The core question in the earlier blog was, “Does the Groups participation advance my program objectives?” If you cannot map your participation with a particular Group back to your government relations program objectives, then you probably should not be attending any of those Group’s meetings, let alone one at a resort destination.
However, assuming that a Group does map back directly to your program’s objectives, you should be able to lay out a plan for each meeting to your boss and demonstrate the value to your business. If you are doing this on a regular basis for each meeting you attend, it should not matter where the meeting is held. You should also consider the following questions after you return from the meeting:
- Which officials now have a better understanding of my organization and its products or services?
- Which officials provided insights into their state’s policymaking or government processes that my organization will find helpful to achieve its business objectives?
- What relationships did I develop or strengthen with officials that will be useful to my organization in the future?
- How do I work with the staff or Group members in-between meetings to further advance my objectives?
Whether you participate on a panel at the meeting, speak to a small group informally at a reception or dinner, or hold one-on-one meetings is something only you can determine. The key is to be able to quantify what you accomplished at each meeting and its return on investment to your organization.
Some readers may be thinking, “I already do this, but my boss still thinks of a Hawaii trip as a junket, and does not think missing a single meeting will make a difference to our long-term government relations effectiveness.” Maybe, or maybe not.
Relationship building is not just about those conversations you had, it can also be about shared experiences. See my blog from last year about the difficulties in getting to Mackinac Island for a NAAG meeting. The meeting and that bus trip continue to be a topic of conversation and a bonding experience for those of us who experienced it.

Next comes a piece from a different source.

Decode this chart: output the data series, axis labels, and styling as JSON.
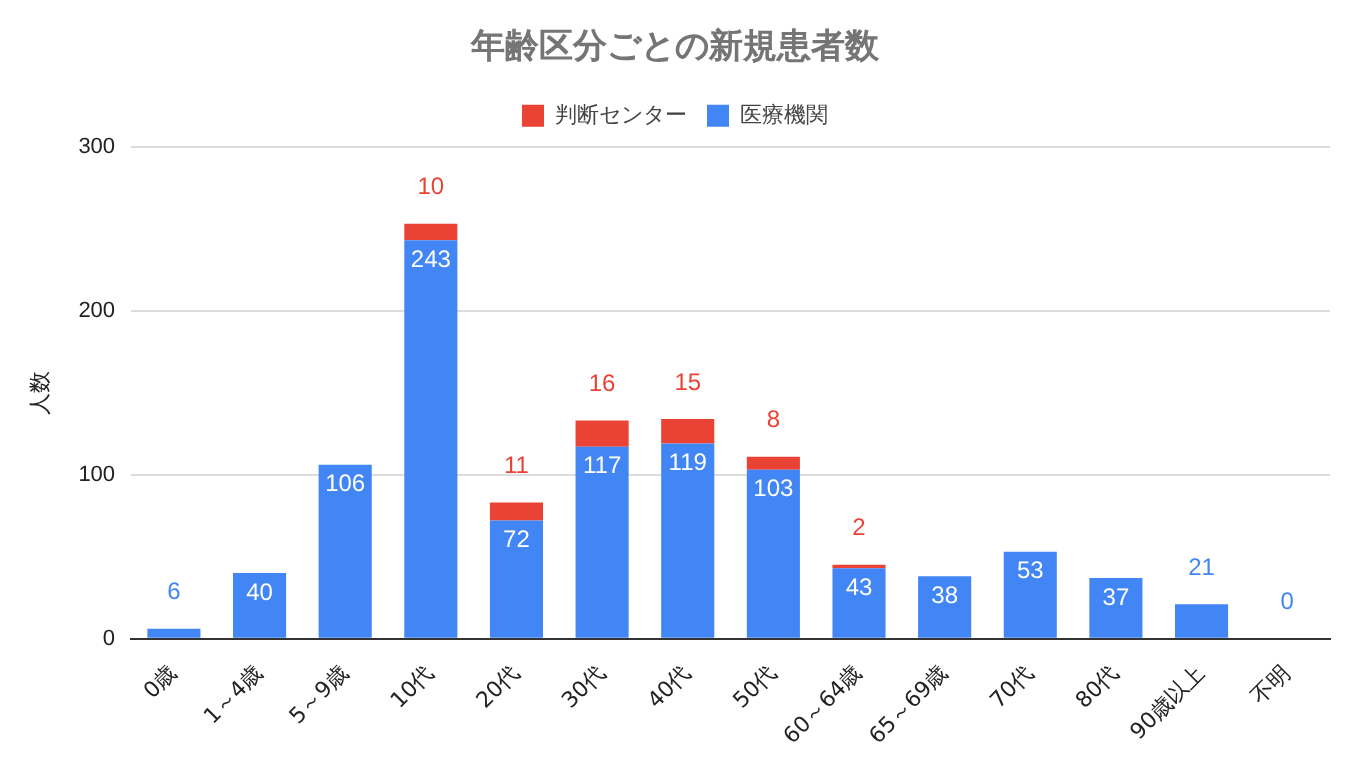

While not every trip will involve an experience like that (and I sincerely hope it does not), every meeting usually provides an opportunity to build a new relationship based on some unforeseen event. Since many organizations hold only one or two big meetings a year, skipping one of them means you could be missing out on 12%-25% of the opportunities to build a relationship at that organization over an elected official’s four year term. For those with two year terms, you are potentially abandoning 50% of the opportunities to make a connection that could benefit your organization. Would your organization give up 25% or 50% of the opportunities to talk with potential clients?
To compensate for the location, many organizations make sure they pack plenty of substance into these meetings. At the CWAG meeting in Hawaii I attended earlier this summer, breakfast started at 6:30 AM, meetings ran until 4:00 PM and the evening receptions and dinners started at 6:00. Needless to say, little of the sunscreen I packed was ever put to use.
So as you look at the Groups Schedules over the next year, here are some questions to think about, not only for the exotic destinations, but all Groups meetings:
- Have I done my work internally to make sure management understands the value of the Group meeting?
- What specific benefits have I brought to my organization from my participation in previous Groups meeting to demonstrate their value?
- What are my specific goals for the meeting and how do they map back to my program’s objectives?
- Will I be able to secure a pre-registration list, so I will know who is attending?
- Are there more (or less) attendees than usual attending the meeting, providing more opportunities for connections?
- Will your competitors be there?
If you have solid answers to the above questions, you can make a strong case to your boss that no matter where the meeting is, it is important for your organization to be there. Since the relationships we build at Groups meetings play a critical role in our state government relations programs, not attending makes you less effective – it’s that simple. As Woody Allen said years ago, “80% of success is showing up.”